Fiddle swipes at the mask affixed to her face with a growl. There’s an itch on her maw already. Lightning reminds her that she can’t risk taking it off. After all, who knows what leftover chemical residue is still around?

They move carefully and cautiously, with Lightning and Midnight on the left and right. The odds of running into another pony are fairly low, but Lightning doesn’t want to take any risks. Especially here.

The buildings are draped with yellow painted tarps, with biohazard signs and warnings abound. The majority of vehicles are military ones, but most of them are twisted wrecks. Husks of what they once were.

Public opinion turned towards soldiers fell. Especially after they started shooting. Fiddle remembers hearing the gunshots from her hotel room and realizing that there was no hope.

She can’t imagine what it must have been like living here. Being told to stay inside, and that everything would be okay. Watching from your window as soldiers dug huge graves. Hearing the gunfire from those who swore to protect you.

She shudders. Lightning whispers some comforting words to her and she nods. The museum towers up towards the sky. The doors are slightly ajar, inviting them inside. 

They pass through the grand halls and enter the building. Something from above catches Lightning’s eye. There’s a shadowy form that looks an awful lot like a pony dangling from the ceiling. She doesn’t look at it for too long.

Most of the artifacts are shattered or stolen. The lobby was turned into an aid center, but it’s been ransacked by rioters. Upturned tables and chairs are strewn everywhere. The tiled floor is stained and weathered from dozens of trampling hooves. Bullet holes line the walls.

Again, Fiddle finds herself wondering what it was like to live like this. She knows hundreds of ponies were hoarded here and penned up, given promises that they’d get better.

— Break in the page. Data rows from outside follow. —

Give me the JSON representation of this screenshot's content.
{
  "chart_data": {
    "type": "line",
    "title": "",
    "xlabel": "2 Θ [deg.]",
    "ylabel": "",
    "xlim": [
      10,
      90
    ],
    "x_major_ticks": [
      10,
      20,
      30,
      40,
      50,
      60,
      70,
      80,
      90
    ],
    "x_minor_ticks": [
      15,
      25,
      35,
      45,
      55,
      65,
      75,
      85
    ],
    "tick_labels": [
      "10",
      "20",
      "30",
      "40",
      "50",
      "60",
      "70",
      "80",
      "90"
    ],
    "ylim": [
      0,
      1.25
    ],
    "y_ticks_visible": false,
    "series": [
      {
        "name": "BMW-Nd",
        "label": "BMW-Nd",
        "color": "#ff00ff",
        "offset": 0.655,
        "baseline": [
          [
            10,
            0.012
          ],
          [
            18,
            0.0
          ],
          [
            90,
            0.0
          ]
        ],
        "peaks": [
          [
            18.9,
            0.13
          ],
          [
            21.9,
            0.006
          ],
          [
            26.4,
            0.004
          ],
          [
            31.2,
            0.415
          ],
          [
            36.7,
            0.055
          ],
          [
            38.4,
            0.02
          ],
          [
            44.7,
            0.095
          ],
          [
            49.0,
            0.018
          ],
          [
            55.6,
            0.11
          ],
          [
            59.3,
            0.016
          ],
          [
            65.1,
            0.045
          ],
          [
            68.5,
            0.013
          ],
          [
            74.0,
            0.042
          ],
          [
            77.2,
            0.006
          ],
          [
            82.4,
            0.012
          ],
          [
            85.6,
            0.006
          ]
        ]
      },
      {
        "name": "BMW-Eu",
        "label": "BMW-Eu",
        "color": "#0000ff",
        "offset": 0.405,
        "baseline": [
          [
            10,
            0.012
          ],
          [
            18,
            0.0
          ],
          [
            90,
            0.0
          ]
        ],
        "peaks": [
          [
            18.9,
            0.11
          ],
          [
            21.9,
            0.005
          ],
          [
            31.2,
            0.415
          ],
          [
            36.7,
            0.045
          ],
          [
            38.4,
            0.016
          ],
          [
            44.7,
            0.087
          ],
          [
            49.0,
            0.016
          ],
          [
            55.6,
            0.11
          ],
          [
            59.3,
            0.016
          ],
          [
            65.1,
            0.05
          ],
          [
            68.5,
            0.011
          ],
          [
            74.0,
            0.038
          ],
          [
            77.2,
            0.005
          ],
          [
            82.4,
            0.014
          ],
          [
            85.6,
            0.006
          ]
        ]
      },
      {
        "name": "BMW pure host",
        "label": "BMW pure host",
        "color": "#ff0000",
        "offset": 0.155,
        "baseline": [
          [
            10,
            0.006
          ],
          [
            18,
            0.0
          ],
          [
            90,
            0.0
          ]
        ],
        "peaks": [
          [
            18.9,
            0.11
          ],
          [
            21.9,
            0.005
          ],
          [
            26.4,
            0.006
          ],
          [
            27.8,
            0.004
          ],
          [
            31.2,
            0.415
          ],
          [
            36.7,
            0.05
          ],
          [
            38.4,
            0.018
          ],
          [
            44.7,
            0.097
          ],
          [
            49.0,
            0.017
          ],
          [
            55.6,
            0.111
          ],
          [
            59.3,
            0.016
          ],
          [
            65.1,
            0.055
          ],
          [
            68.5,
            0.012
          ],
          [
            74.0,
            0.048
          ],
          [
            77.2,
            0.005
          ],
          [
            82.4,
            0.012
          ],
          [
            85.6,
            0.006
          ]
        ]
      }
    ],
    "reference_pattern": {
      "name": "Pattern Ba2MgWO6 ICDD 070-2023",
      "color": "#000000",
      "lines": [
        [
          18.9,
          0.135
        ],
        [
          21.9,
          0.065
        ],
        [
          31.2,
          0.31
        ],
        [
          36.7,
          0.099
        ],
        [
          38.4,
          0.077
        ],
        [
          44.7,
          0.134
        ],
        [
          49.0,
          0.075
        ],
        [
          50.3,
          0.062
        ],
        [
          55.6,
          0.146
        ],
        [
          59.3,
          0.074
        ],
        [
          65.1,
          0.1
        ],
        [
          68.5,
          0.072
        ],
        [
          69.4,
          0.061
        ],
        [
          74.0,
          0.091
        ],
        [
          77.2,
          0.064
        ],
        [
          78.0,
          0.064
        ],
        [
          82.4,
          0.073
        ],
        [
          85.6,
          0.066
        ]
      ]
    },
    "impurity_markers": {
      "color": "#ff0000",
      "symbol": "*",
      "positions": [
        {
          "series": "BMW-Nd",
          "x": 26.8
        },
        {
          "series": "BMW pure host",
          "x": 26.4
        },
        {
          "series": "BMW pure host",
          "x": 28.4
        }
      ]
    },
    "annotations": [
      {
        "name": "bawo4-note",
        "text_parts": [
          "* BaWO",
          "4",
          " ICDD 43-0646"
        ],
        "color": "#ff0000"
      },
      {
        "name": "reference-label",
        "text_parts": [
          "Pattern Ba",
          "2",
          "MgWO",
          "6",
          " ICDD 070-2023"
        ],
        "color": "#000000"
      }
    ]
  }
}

Midnight points out there might still be some medical supplies lying around somewhere. Lightning agrees, and they move deeper into the building. The statues and paintings stare back at them, their once proud bodies marred with spray paint. 

It was a sign that ponies had given up. Society had fallen, and with it the rules and traditions that governed their lives.

And with that came anger. Anger at the government for abandoning them, anger at the military for betraying them. And with anger came destruction. Manehattan burned for days on end. 

Lightning glances up at the hanging forms on the ceiling again. There’s a reason she doesn’t like talking about her time in the service. Most ponies in the service became obsessed with the idea of purification. They rallied around some high level colonel and began to ‘purge the infected.’

The massacres were horrifying. Gunshots pierced the night and stained the streets red. Windows broke and sirens rang, and ponies screamed and cried and begged. But the soldiers didn’t care. They just kept shooting, until there was nothing left to shoot.